“Range capped a busy week of news with the announcement of an aggressive 2018 work programme at Perlak in Indonesia,” the analyst said in a note.
“This followed on from the landmark RRDSL contract win with Shell and interim results.”
In the financial results, Range acquired a 23% indirect interest in an established oilfield in Northern Sumatra, Indonesia and took 100% control of Range Resources Drilling Services Limited.
Revenues over the half-year rose by 39% to US$5.4mln (US$3.9mln) due largely to the higher production, while the interim pre-tax loss was US$8.5mln (US$37.8mln). Average oil prices received also rose by 13.7% to US$48.1 per barrel. No impairment charges were recognised for the first time since 2013, while Range ended the half year with cash of US$10.9mln.
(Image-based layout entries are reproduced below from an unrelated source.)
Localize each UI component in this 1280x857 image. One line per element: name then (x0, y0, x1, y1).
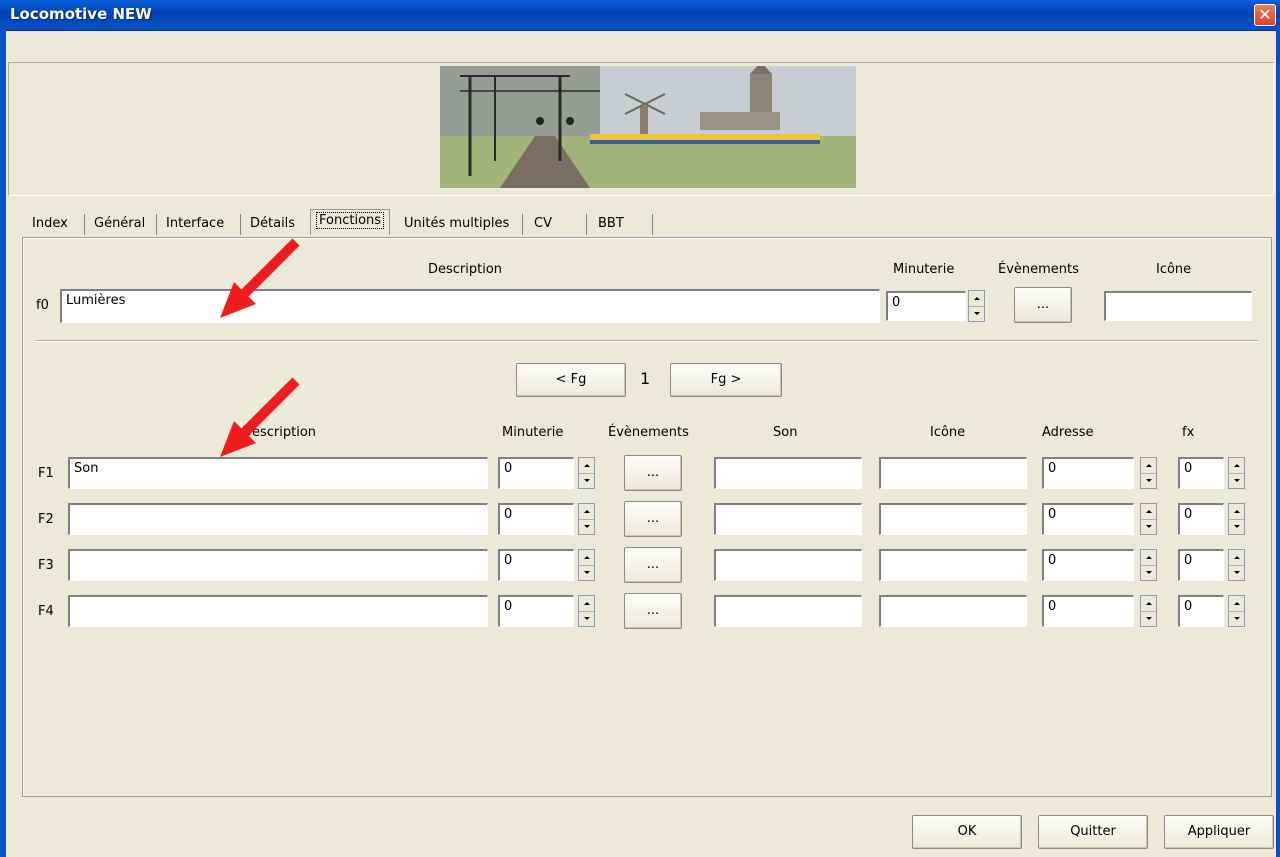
f0-events-button[interactable]: ... (1014, 287, 1072, 323)
tab-cv[interactable]: CV (528, 211, 558, 236)
function-fx-spinner[interactable] (1228, 549, 1245, 581)
function-minuterie-spinner[interactable] (578, 595, 595, 627)
locomotive-banner-image (440, 66, 856, 188)
page-number: 1 (640, 369, 651, 388)
function-description-input[interactable] (68, 549, 488, 581)
tab-separator (84, 214, 85, 235)
prev-group-button[interactable]: < Fg (516, 363, 626, 397)
function-label: F2 (38, 512, 54, 527)
evenements-header: Évènements (608, 425, 689, 440)
function-minuterie-spinner[interactable] (578, 457, 595, 489)
close-button[interactable]: ✕ (1254, 4, 1276, 26)
function-adresse-input[interactable]: 0 (1042, 595, 1134, 627)
function-icone-input[interactable] (879, 503, 1027, 535)
function-icone-input[interactable] (879, 457, 1027, 489)
function-label: F1 (38, 466, 54, 481)
function-adresse-spinner[interactable] (1140, 503, 1157, 535)
function-adresse-input[interactable]: 0 (1042, 549, 1134, 581)
annotation-arrow-icon (220, 377, 300, 457)
tab-separator (652, 214, 653, 235)
function-adresse-input[interactable]: 0 (1042, 457, 1134, 489)
tab-unites-multiples[interactable]: Unités multiples (398, 211, 515, 236)
title-bar[interactable] (0, 0, 1280, 31)
function-fx-spinner[interactable] (1228, 595, 1245, 627)
fx-header: fx (1182, 425, 1195, 440)
function-adresse-spinner[interactable] (1140, 549, 1157, 581)
tab-fonctions[interactable]: Fonctions (310, 209, 391, 235)
function-adresse-spinner[interactable] (1140, 595, 1157, 627)
function-description-input[interactable]: Son (68, 457, 488, 489)
son-header: Son (773, 425, 798, 440)
tab-bbt[interactable]: BBT (592, 211, 630, 236)
function-son-input[interactable] (714, 549, 862, 581)
function-son-input[interactable] (714, 457, 862, 489)
function-minuterie-spinner[interactable] (578, 503, 595, 535)
section-divider (36, 340, 1258, 342)
next-group-button[interactable]: Fg > (670, 363, 782, 397)
function-label: F3 (38, 558, 54, 573)
f0-minuterie-input[interactable]: 0 (886, 291, 966, 321)
window-title: Locomotive NEW (10, 5, 152, 23)
function-description-input[interactable] (68, 503, 488, 535)
function-minuterie-input[interactable]: 0 (498, 503, 574, 535)
tab-separator (156, 214, 157, 235)
function-icone-input[interactable] (879, 595, 1027, 627)
function-label: F4 (38, 604, 54, 619)
adresse-header: Adresse (1042, 425, 1094, 440)
function-son-input[interactable] (714, 595, 862, 627)
tab-separator (586, 214, 587, 235)
function-events-button[interactable]: ... (624, 501, 682, 537)
function-events-button[interactable]: ... (624, 455, 682, 491)
function-son-input[interactable] (714, 503, 862, 535)
tab-separator (522, 214, 523, 235)
function-minuterie-input[interactable]: 0 (498, 595, 574, 627)
tab-index[interactable]: Index (26, 211, 74, 236)
function-fx-spinner[interactable] (1228, 457, 1245, 489)
tab-general[interactable]: Général (88, 211, 151, 236)
function-adresse-spinner[interactable] (1140, 457, 1157, 489)
f0-icone-input[interactable] (1104, 291, 1252, 321)
minuterie-header: Minuterie (502, 425, 564, 440)
f0-evenements-header: Évènements (998, 262, 1079, 277)
tab-interface[interactable]: Interface (160, 211, 230, 236)
function-adresse-input[interactable]: 0 (1042, 503, 1134, 535)
function-events-button[interactable]: ... (624, 593, 682, 629)
function-minuterie-spinner[interactable] (578, 549, 595, 581)
icone-header: Icône (930, 425, 966, 440)
function-fx-spinner[interactable] (1228, 503, 1245, 535)
quit-button[interactable]: Quitter (1038, 815, 1148, 849)
f0-icone-header: Icône (1156, 262, 1192, 277)
ok-button[interactable]: OK (912, 815, 1022, 849)
function-icone-input[interactable] (879, 549, 1027, 581)
f0-minuterie-spinner[interactable] (968, 290, 985, 322)
annotation-arrow-icon (220, 238, 300, 318)
tab-details[interactable]: Détails (244, 211, 301, 236)
window-frame-right (1276, 30, 1280, 857)
function-fx-input[interactable]: 0 (1178, 457, 1224, 489)
apply-button[interactable]: Appliquer (1164, 815, 1274, 849)
function-fx-input[interactable]: 0 (1178, 595, 1224, 627)
tab-separator (240, 214, 241, 235)
window-frame-left (0, 30, 6, 857)
function-description-input[interactable] (68, 595, 488, 627)
f0-description-header: Description (428, 262, 503, 277)
f0-minuterie-header: Minuterie (893, 262, 955, 277)
function-minuterie-input[interactable]: 0 (498, 457, 574, 489)
f0-label: f0 (36, 298, 49, 313)
tab-fonctions-label: Fonctions (315, 212, 385, 229)
function-events-button[interactable]: ... (624, 547, 682, 583)
function-fx-input[interactable]: 0 (1178, 549, 1224, 581)
function-minuterie-input[interactable]: 0 (498, 549, 574, 581)
function-fx-input[interactable]: 0 (1178, 503, 1224, 535)
f0-description-input[interactable]: Lumières (60, 289, 880, 323)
In the Cantor note, Kelty highlighted that the group’s extended waterflooding in Trinidad and its ongoing programme will support production growth, while better crude prices (and thus better net backs per barrel) further boost to the group’s economics.
Cantor rates Range as a ‘buy’ with a price target of 0.7p, which compares to a market price of 0.18p.
“Like most E&P companies, Range is trading at a material discount; and has not seen a significant uplift in price following the rally in crude prices,” Kelty said.
“The Trinidad asset base generates positive NPVs and our forecasts suggest the company will benefit from a materially higher free cash flow position in 2018 as production grows.”